Sgt. Malarkey spoke for about an hour and a half and then did a question & answer session for about 30 minutes. He got several standing ovations (deserved I thought) and clearly enjoys himself when relating these stories. It reminded me of a grandad telling war stories, but with more clarity and you simply could not doubt these at all.
At the end, there was a huge line of people getting stuff autographed but Evonne found another soldier who managed to get her into the front of the line and she got my "Band of Brothers" DVD case signed. The soldier turned out to be a good friend of Sgt. Malarkey and told her that when Steve Ambrose died, he had borrowed some personal items that belonged to Sgt. Malarkey and now Mrs. Ambrose has kept them and won't give them back which must be very distressing for the Malarkey family.

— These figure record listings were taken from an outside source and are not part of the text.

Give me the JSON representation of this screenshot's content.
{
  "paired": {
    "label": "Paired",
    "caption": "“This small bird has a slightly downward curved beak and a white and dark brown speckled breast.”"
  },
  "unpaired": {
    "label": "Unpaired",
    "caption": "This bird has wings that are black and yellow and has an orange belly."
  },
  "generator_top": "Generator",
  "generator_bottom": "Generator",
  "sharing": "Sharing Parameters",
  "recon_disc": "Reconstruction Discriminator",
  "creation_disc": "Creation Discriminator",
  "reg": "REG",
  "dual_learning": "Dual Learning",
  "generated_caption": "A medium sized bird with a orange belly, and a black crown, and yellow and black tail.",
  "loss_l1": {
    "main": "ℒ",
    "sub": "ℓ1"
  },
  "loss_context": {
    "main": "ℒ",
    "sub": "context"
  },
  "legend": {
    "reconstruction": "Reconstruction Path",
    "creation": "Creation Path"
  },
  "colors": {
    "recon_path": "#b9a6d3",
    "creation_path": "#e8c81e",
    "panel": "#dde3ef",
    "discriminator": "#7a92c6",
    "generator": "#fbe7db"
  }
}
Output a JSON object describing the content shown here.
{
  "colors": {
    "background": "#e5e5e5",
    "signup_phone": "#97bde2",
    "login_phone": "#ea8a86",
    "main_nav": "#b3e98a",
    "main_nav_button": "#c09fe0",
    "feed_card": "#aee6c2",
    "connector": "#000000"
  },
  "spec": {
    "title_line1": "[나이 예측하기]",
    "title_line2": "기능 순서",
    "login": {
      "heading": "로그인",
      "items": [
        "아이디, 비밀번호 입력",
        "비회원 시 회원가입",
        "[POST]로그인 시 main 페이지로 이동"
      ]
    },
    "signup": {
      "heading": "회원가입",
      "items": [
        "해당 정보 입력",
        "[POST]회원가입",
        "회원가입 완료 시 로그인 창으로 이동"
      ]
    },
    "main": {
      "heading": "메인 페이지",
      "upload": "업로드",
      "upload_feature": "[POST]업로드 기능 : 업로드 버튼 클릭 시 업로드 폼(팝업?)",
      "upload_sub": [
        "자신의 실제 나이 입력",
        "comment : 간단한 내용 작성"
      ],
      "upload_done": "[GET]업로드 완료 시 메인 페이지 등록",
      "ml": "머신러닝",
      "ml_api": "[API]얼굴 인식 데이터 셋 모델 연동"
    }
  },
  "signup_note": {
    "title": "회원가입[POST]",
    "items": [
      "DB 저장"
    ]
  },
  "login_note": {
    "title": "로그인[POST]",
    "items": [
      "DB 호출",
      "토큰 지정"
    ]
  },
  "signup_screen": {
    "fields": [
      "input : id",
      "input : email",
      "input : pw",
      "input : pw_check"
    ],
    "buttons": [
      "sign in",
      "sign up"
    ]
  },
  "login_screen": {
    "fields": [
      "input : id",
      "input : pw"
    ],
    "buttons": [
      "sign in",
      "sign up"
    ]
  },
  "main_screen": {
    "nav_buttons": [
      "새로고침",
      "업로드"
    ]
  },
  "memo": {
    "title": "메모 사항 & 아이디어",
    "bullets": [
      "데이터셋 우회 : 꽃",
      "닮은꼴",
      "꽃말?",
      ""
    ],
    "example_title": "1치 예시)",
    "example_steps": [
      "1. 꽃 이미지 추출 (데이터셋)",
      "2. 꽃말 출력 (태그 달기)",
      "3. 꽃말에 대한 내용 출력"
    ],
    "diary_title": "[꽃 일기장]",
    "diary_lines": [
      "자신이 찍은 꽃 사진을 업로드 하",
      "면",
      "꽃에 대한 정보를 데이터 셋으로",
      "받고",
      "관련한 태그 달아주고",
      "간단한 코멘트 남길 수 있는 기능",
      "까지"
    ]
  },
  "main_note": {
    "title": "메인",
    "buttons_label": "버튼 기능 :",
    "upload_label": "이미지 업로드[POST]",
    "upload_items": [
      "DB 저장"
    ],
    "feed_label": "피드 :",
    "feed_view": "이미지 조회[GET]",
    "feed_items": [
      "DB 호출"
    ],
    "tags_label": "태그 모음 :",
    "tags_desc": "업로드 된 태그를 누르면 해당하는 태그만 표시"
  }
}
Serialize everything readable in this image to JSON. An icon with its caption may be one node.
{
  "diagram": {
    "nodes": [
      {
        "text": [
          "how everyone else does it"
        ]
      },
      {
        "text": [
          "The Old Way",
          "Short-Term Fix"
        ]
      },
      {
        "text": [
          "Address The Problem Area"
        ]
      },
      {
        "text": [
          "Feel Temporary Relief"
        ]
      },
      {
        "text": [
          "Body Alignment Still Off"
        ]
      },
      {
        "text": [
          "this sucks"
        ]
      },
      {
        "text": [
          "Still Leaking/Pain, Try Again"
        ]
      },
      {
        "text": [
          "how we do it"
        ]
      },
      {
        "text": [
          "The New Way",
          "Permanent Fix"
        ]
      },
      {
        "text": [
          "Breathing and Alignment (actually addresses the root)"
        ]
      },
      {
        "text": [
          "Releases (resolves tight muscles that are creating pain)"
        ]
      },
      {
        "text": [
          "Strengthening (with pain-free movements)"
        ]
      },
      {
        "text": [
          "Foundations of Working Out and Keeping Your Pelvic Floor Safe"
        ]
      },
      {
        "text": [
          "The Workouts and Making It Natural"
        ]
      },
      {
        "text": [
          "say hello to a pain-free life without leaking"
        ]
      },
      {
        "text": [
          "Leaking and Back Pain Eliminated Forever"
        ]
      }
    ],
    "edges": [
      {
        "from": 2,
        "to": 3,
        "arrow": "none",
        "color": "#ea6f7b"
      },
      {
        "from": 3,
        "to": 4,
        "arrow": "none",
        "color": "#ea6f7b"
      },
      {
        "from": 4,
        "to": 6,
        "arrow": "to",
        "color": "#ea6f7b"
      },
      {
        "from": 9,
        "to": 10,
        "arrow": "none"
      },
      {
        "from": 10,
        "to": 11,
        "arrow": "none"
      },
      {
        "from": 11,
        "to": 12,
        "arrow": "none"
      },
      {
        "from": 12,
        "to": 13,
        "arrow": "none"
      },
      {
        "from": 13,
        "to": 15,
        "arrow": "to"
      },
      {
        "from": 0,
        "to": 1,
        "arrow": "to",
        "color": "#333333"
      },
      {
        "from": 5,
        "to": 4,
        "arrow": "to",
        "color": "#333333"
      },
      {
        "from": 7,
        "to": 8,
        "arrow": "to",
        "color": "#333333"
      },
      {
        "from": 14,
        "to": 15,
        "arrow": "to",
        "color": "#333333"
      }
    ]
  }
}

All in all, a fascinating experience. We got his address too so I'll write him a letter this week, as he said he much prefers snail-mail to e-mail and gets about 10 letters a week nowadays but it used to be over 70 a week when the series was on.
If you get the opportunity to see any of these guys, I'd say go for it. I know that "Shifty" Powers (the company sniper) is doing a similar talk tonight but that is over in Virginia.
Wow, I would love to go to one of those talks. How do you find out when and where? There can't be many of these guys still alive.